While everyone's talking about AI coding, the real money might be in fixing what gets built. Momentic, an AI-powered software testing startup, just closed a $15 million Series A led by Standard Capital with Dropbox Ventures joining the round. The funding signals growing investor confidence that AI can solve one of development's most persistent headaches - making sure code actually works before it ships to users.
The unsexy side of software development just got a major cash injection. Momentic announced Monday it raised $15 million in Series A funding led by Standard Capital, with Dropbox Ventures participating alongside existing investors Y Combinator, FCVC, Transpose Platform and Karman Ventures. The round builds on a $3.7 million seed announced in March, bringing total funding to nearly $19 million.
While product demos grab headlines, co-founder Wei-Wei Wu knows the real work happens behind the scenes. "Testing has been the biggest pain point for every team I've ever worked with," Wu told TechCrunch. His solution? Let AI handle the tedious but critical work of quality assurance that keeps software running smoothly.
Momentic's pitch is deceptively simple - developers describe their critical user flows in plain English, and the company's AI automatically creates and runs the tests. "We help our customers make sure their product works," Wu explained. "They can describe their critical user flows in plain English and our AI will automate it." It's a stark contrast to existing open-source frameworks like Playwright and Selenium, which offer granular control but require significant technical expertise to implement effectively.
The approach is already resonating with major players. Momentic counts 2,600 users across companies including Notion, Xero, Bilt, Webflow, and Retool. Wu stayed tight-lipped about revenue figures, but said growth metrics were strong enough to convince investors. The scale becomes clear when you look at the numbers - Wu estimates Momentic automated over 200 million test steps in the past month alone, a volume that would be virtually impossible with traditional manual testing approaches.

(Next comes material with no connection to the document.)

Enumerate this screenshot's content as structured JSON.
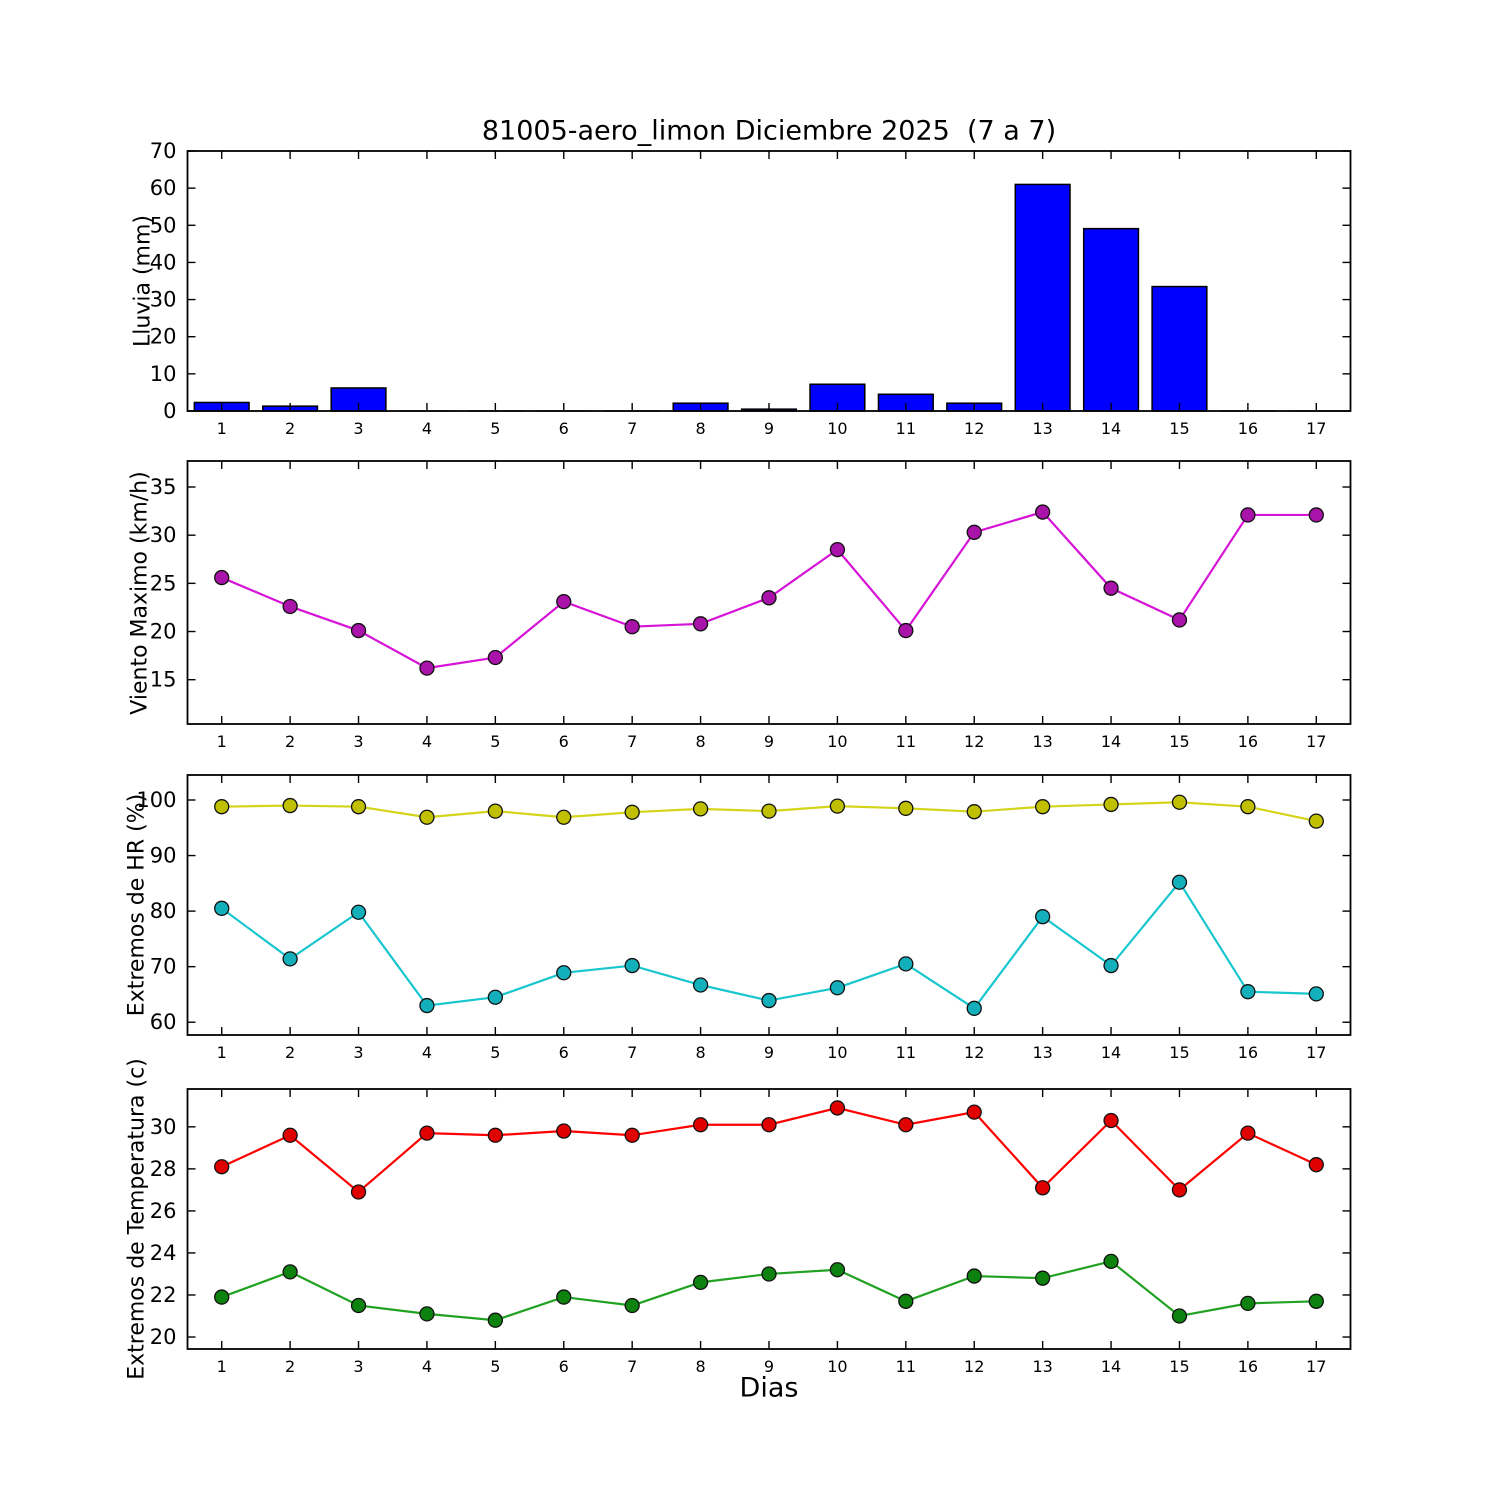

Wu and co-founder Jeff An aren't newcomers to developer pain points. Both cut their teeth on developer tooling at companies like Qualtrics and WeWork, with Wu particularly proud of his contributions to open-source Node.js. That experience gave them front-row seats to watch teams struggle with code verification across different environments and use cases.
But Momentic faces an unusual competitive threat - the very foundation models that power its AI could eventually make the company obsolete. Both OpenAI and Anthropic now offer tutorials on agentic testing, building on their models' improving computer use capabilities. As these foundation models become more sophisticated, the moat around enterprise SaaS companies like Momentic could narrow significantly.

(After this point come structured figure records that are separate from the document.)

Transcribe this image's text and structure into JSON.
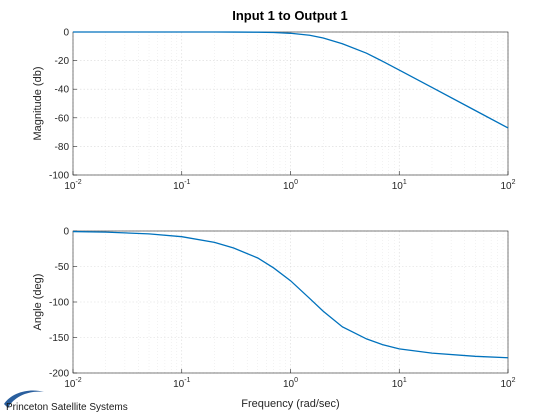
{
  "chart_data": [
    {
      "type": "line",
      "title": "Input 1 to Output 1",
      "xlabel": "",
      "ylabel": "Magnitude (db)",
      "xscale": "log",
      "xlim": [
        0.01,
        100
      ],
      "ylim": [
        -100,
        0
      ],
      "yticks": [
        0,
        -20,
        -40,
        -60,
        -80,
        -100
      ],
      "xticks": [
        {
          "base": "10",
          "exp": "-2"
        },
        {
          "base": "10",
          "exp": "-1"
        },
        {
          "base": "10",
          "exp": "0"
        },
        {
          "base": "10",
          "exp": "1"
        },
        {
          "base": "10",
          "exp": "2"
        }
      ],
      "grid": true,
      "series": [
        {
          "x": [
            0.01,
            0.02,
            0.05,
            0.1,
            0.2,
            0.3,
            0.5,
            0.7,
            1,
            1.5,
            2,
            3,
            5,
            7,
            10,
            20,
            50,
            100
          ],
          "y": [
            0,
            0,
            0,
            0,
            -0.01,
            -0.03,
            -0.14,
            -0.35,
            -0.9,
            -2.3,
            -4.2,
            -8.2,
            -14.8,
            -20.4,
            -26.6,
            -38.8,
            -54.9,
            -67.1
          ]
        }
      ]
    },
    {
      "type": "line",
      "title": "",
      "xlabel": "Frequency (rad/sec)",
      "ylabel": "Angle (deg)",
      "xscale": "log",
      "xlim": [
        0.01,
        100
      ],
      "ylim": [
        -200,
        0
      ],
      "yticks": [
        0,
        -50,
        -100,
        -150,
        -200
      ],
      "xticks": [
        {
          "base": "10",
          "exp": "-2"
        },
        {
          "base": "10",
          "exp": "-1"
        },
        {
          "base": "10",
          "exp": "0"
        },
        {
          "base": "10",
          "exp": "1"
        },
        {
          "base": "10",
          "exp": "2"
        }
      ],
      "grid": true,
      "series": [
        {
          "x": [
            0.01,
            0.02,
            0.05,
            0.1,
            0.2,
            0.3,
            0.5,
            0.7,
            1,
            1.5,
            2,
            3,
            5,
            7,
            10,
            20,
            50,
            100
          ],
          "y": [
            -0.8,
            -1.6,
            -4,
            -8,
            -16,
            -24,
            -38,
            -52,
            -70,
            -95,
            -113,
            -135,
            -152,
            -160,
            -166,
            -172,
            -176.5,
            -178.5
          ]
        }
      ]
    }
  ],
  "branding": {
    "company": "Princeton Satellite Systems",
    "logo_icon": "swoosh-logo-icon"
  },
  "colors": {
    "line": "#0072bd",
    "logo": "#2a5f9e"
  }
}
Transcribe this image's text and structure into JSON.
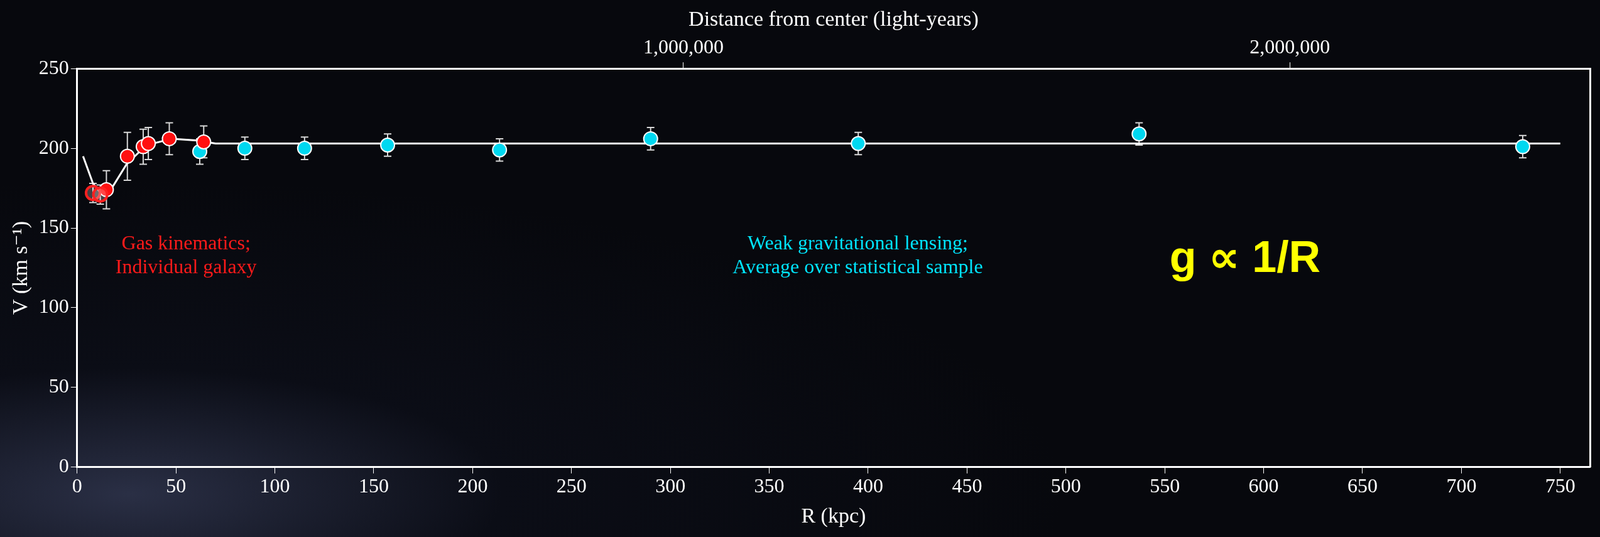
{
  "chart_data": {
    "type": "scatter",
    "x_label": "R (kpc)",
    "x2_label": "Distance from center (light-years)",
    "y_label": "V (km s⁻¹)",
    "xlim": [
      0,
      765
    ],
    "xticks": [
      0,
      50,
      100,
      150,
      200,
      250,
      300,
      350,
      400,
      450,
      500,
      550,
      600,
      650,
      700,
      750
    ],
    "x2lim": [
      0,
      2495093
    ],
    "x2ticks": [
      {
        "value": 1000000,
        "label": "1,000,000"
      },
      {
        "value": 2000000,
        "label": "2,000,000"
      }
    ],
    "ylim": [
      0,
      250
    ],
    "yticks": [
      0,
      50,
      100,
      150,
      200,
      250
    ],
    "grid": false,
    "series": [
      {
        "type": "line",
        "color": "#ffffff",
        "marker": "none",
        "line_style": "solid",
        "x": [
          3,
          8,
          12,
          18,
          25,
          35,
          48,
          60,
          70,
          750
        ],
        "values": [
          195,
          178,
          172,
          176,
          190,
          202,
          206,
          205,
          203,
          203
        ]
      },
      {
        "type": "scatter",
        "color": "#ff2020",
        "marker": "hollow",
        "x": [
          8,
          11.7
        ],
        "values": [
          172,
          171
        ],
        "errors": [
          6,
          6
        ]
      },
      {
        "type": "scatter",
        "color": "#ff1010",
        "marker": "circle",
        "x": [
          14.8,
          25.4,
          33.4,
          36,
          46.6,
          64
        ],
        "values": [
          174,
          195,
          201,
          203,
          206,
          204
        ],
        "errors": [
          12,
          15,
          11,
          10,
          10,
          10
        ]
      },
      {
        "type": "scatter",
        "color": "#00d8f0",
        "marker": "circle",
        "x": [
          62,
          84.8,
          115,
          157,
          213.6,
          290,
          395,
          537,
          731
        ],
        "values": [
          198,
          200,
          200,
          202,
          199,
          206,
          203,
          209,
          201
        ],
        "errors": [
          8,
          7,
          7,
          7,
          7,
          7,
          7,
          7,
          7
        ]
      }
    ],
    "annotations": [
      {
        "text": [
          "Gas kinematics;",
          "Individual galaxy"
        ],
        "color": "#ff1a1a"
      },
      {
        "text": [
          "Weak gravitational lensing;",
          "Average over statistical sample"
        ],
        "color": "#00e5ff"
      },
      {
        "text": [
          "g ∝ 1/R"
        ],
        "color": "#ffff00"
      }
    ]
  }
}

Wu isn't worried yet. The new funding will go toward expanding the team and building more sophisticated features. The company launched mobile testing support in August and plans to develop advanced test-case management tools once more engineers come aboard. Wu sees the rise of automated coding as a tailwind rather than a threat - more AI-generated apps means more demand for quality assurance.
"All of these apps need testing," Wu said. "They care about quality, and we're going to provide it for them." It's a bet that even as AI gets better at writing code, human oversight of that code will remain essential. The question is whether specialized tools like Momentic can stay ahead of the foundation models long enough to build a defensible business.
Momentic's $15 million raise highlights a crucial tension in AI development - while everyone focuses on generating code, someone still needs to make sure it works. The company's bet that AI can automate quality assurance at scale is paying off with major clients and impressive testing volumes. But with OpenAI and Anthropic building their own testing capabilities, Momentic faces a race against time to establish itself before foundation models potentially eliminate the need for specialized tools. For now, the growing complexity of software and Wu's vision of an app-heavy future suggest there's plenty of testing work to go around.